Hi Guys, quick question: we successfully importing...
# ingestion
c
Hi Guys, quick question: we successfully importing hive (kerberized) metadata. now we want to update the dataset inside the datahub with lineage information. how to do that? currently we extract the upstream and downstream information from hive sql history.
g
Hi Anung! Curious to hear how you're extracting the upstream/downstream information from the hive sql history.
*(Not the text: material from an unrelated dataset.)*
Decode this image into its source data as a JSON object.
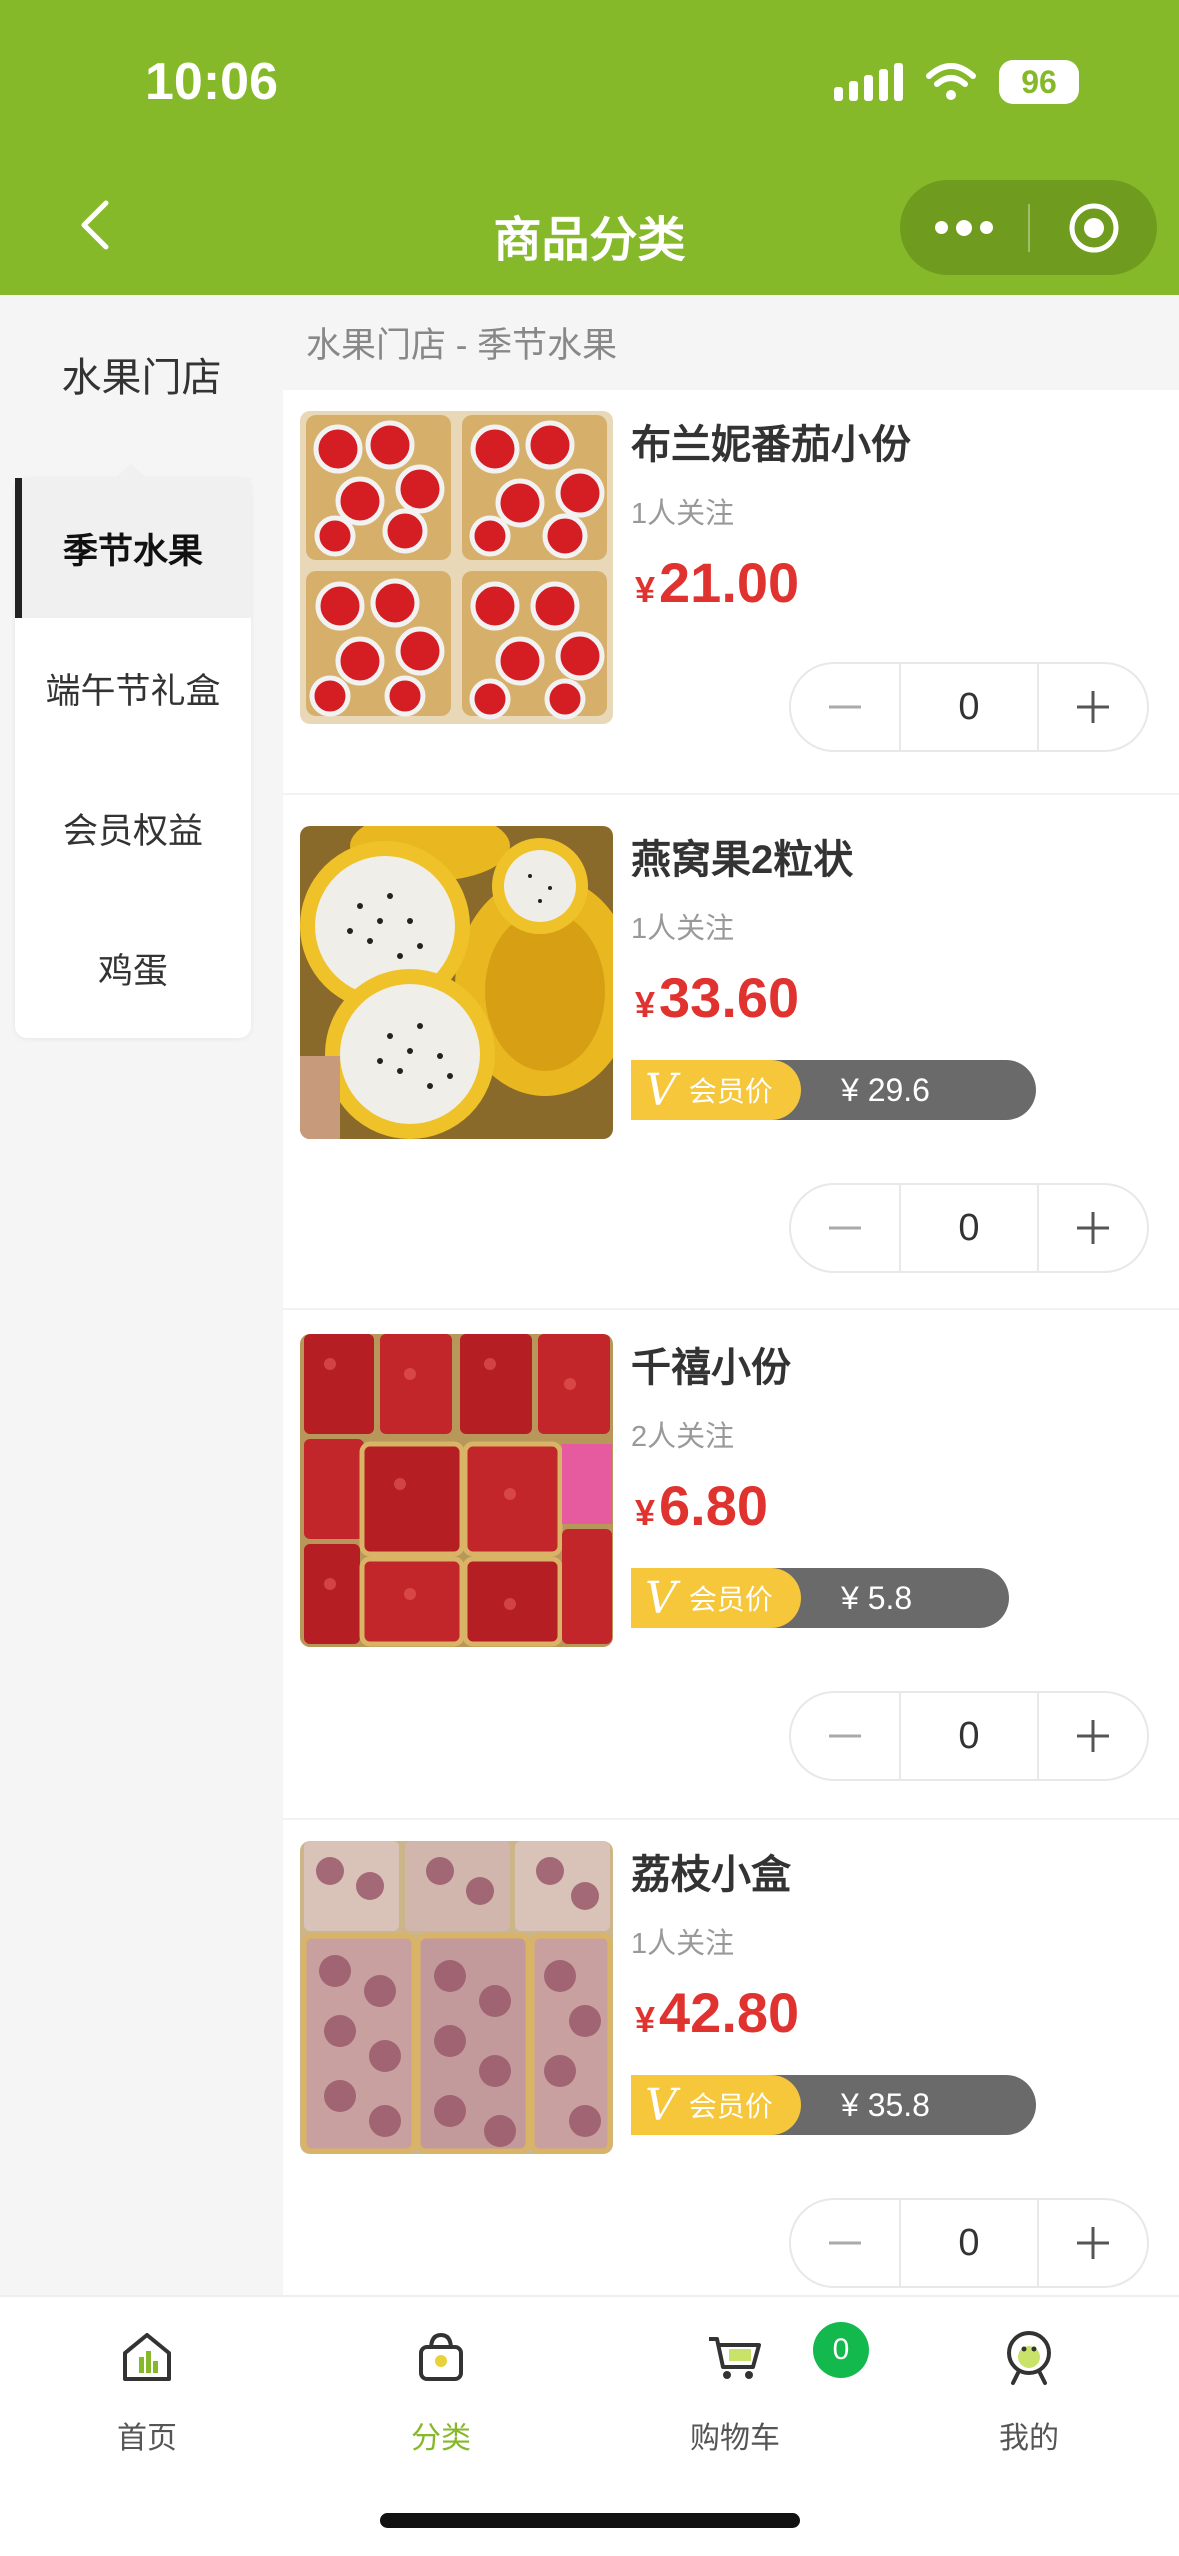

In any case, you can use metadata-ingestion's emitters to publish that lineage information to DataHub once you extract it https://datahubproject.io/docs/metadata-ingestion/#using-as-a-library
l
@gray-shoe-75895 is it correct to say they should specifically emit UpstreamLineage and DownstreamLineage events using the emitter?
g
Yes that's exactly correct - you can emit a DatasetSnapshot with an UpstreamLineage aspect, and DataHub will match the identifiers/URNs appropriately
c
Hi @gray-shoe-75895, we are using cloudera distribution, there is an audit log feature (the output is bunch of hive queries history). We use python sql sqllineage · PyPI to get the source and target tables.
g
Got it - that's pretty nifty! Using the metadata emitters to emit an update with an UpstreamLineage aspect is the way to go here - happy to give guidance as you build it
c
thank you Harshal